Q: What are patients’ responsibilities
after the procedure?
Dr. Stone: I think patients have a very important responsibility.
Number one, they’ve got to be compliant with the medications that are prescribed
for them. And, it’s aspirin for life; a drug called thienopyridine,
most commonly Plavix, or the generic name is clopidogrel, which is very important
to take for at least 3 months with the Cypher stent, for at least 6 months
with the Taxus stent, although we’re in general prescribing that medication
for at least a year in all our patients, based on other studies that suggest
they have favorable effects, not stent-related, in terms of reducing death
and myocardial infarction. It’s possible that future studies will show
that this medication should be used long-term, for the life of the patient,
but we don’t know that yet.
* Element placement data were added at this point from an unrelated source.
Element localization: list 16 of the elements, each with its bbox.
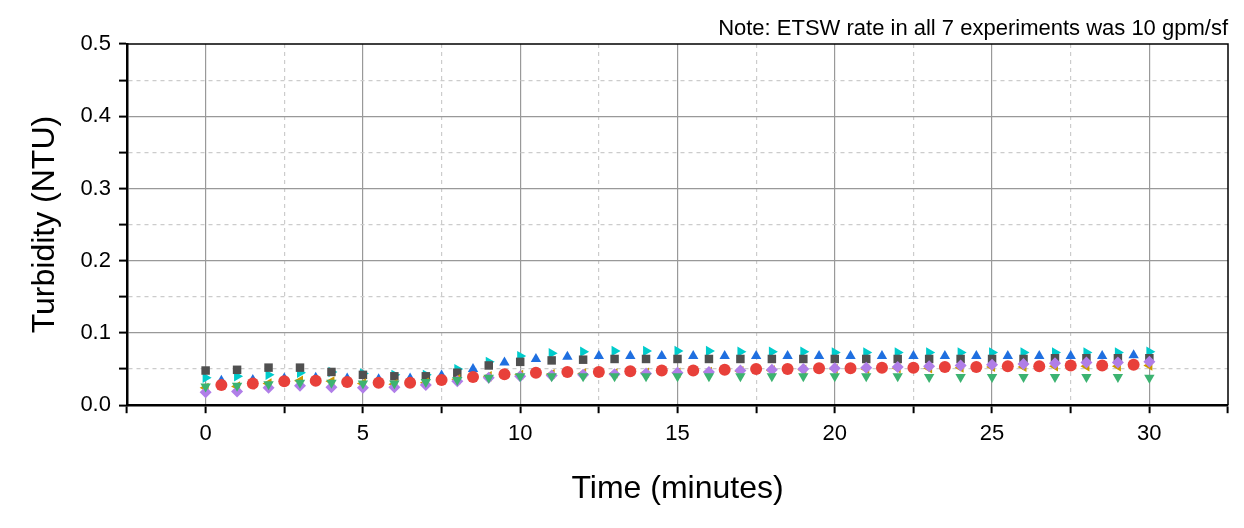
x-tick-label: 5 [356,420,370,446]
y-tick-label: 0.3 [80,174,111,200]
x-tick-label: 15 [665,420,690,446]
text: Note: ETSW rate in all 7 experiments was 10 gpm/sf [718,15,1229,41]
x-tick-label: 30 [1137,420,1162,446]
x-tick-label: 20 [822,420,848,446]
x-tick-label: 0 [199,420,212,446]
y-tick-label: 0.4 [80,102,111,128]
x-axis-title: Time (minutes) [571,468,784,505]
y-tick-label: 0.2 [80,246,111,272]
x-tick-label: 10 [507,420,533,446]
y-tick-label: 0.0 [80,391,111,417]
y-tick-label: 0.5 [80,30,111,56]
y-tick-label: 0.1 [80,319,111,345]
y-axis-title: Turbidity (NTU) [25,115,62,334]
x-tick-label: 25 [979,420,1005,446]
So we think somewhere between 6 months
and a year is appropriate.
In addition patients will be put on other medications
and asked to undergo lifestyle changes to significantly reduce
their cardiac risk factors for
future events. And that’s critically important that patients are
very compliant with all efforts to get their cholesterol, especially
their LDL level, as low as possible, to quit smoking, to lose weight
to obtain
more of an ideal body weight, to exercise appropriately, control
diabetes and high blood pressure to the extent possible, and all
of these makes
a difference in the long term progression of coronary artery disease.
Q: In other words, coming into the
cath lab is not just going to "fix it".
Dr. Stone: Coronary artery disease is a process that develops
in the teens in most people and it’s a life-long illness. I kind of make the analogy
that it’s similar to when rust develops on a vintage automobile. You
can treat one area of rust that develops, and then you’ve got to worry
about two things: one, will the rust recur in the place where you treated it,
and two, will rust develop in other places on the body. And once you get a
vintage automobile it tends to be prone to rust and so you’ve got to
take excellent care of it or else that problem’s going to continue. And
the human body, especially atherosclerosis and coronary artery disease is no
different. This is a life-long illness, and both angioplasty and bypass surgery
are only palliative. They only address the problem in a focal area, potentially
for a short period of time.
Q: Sometimes when patients get the
diagnosis they just think I’m sick and I’m going to stay
sick. And while some of the risk factors are not modifiable, some
are. Do you think these new
advances can give patients hope?
Dr. Stone: Absolutely. I think there are a whole series of avenues
in which there’ll be advances, and certainly genetics is going to play a central
role in identifying patients at risk. We may be able to identify which type
of patient is going to respond best to certain types of therapy, and that will
be from genetic profiling. There’s going to be two stents for probably
the next several years; there are several other drug-eluting stents that are
undergoing clinical investigation and there will be iterations and improvements
in the existing and future ones. We’ll have new better-performing stents,
we’ll have multiple drug combinations on these stents, we’ll have
stents that are safer, that resist thrombosis, so the future is very bright.
This interview was conducted by Burt Cohen
of Angioplasty.Org on February 10, 2004.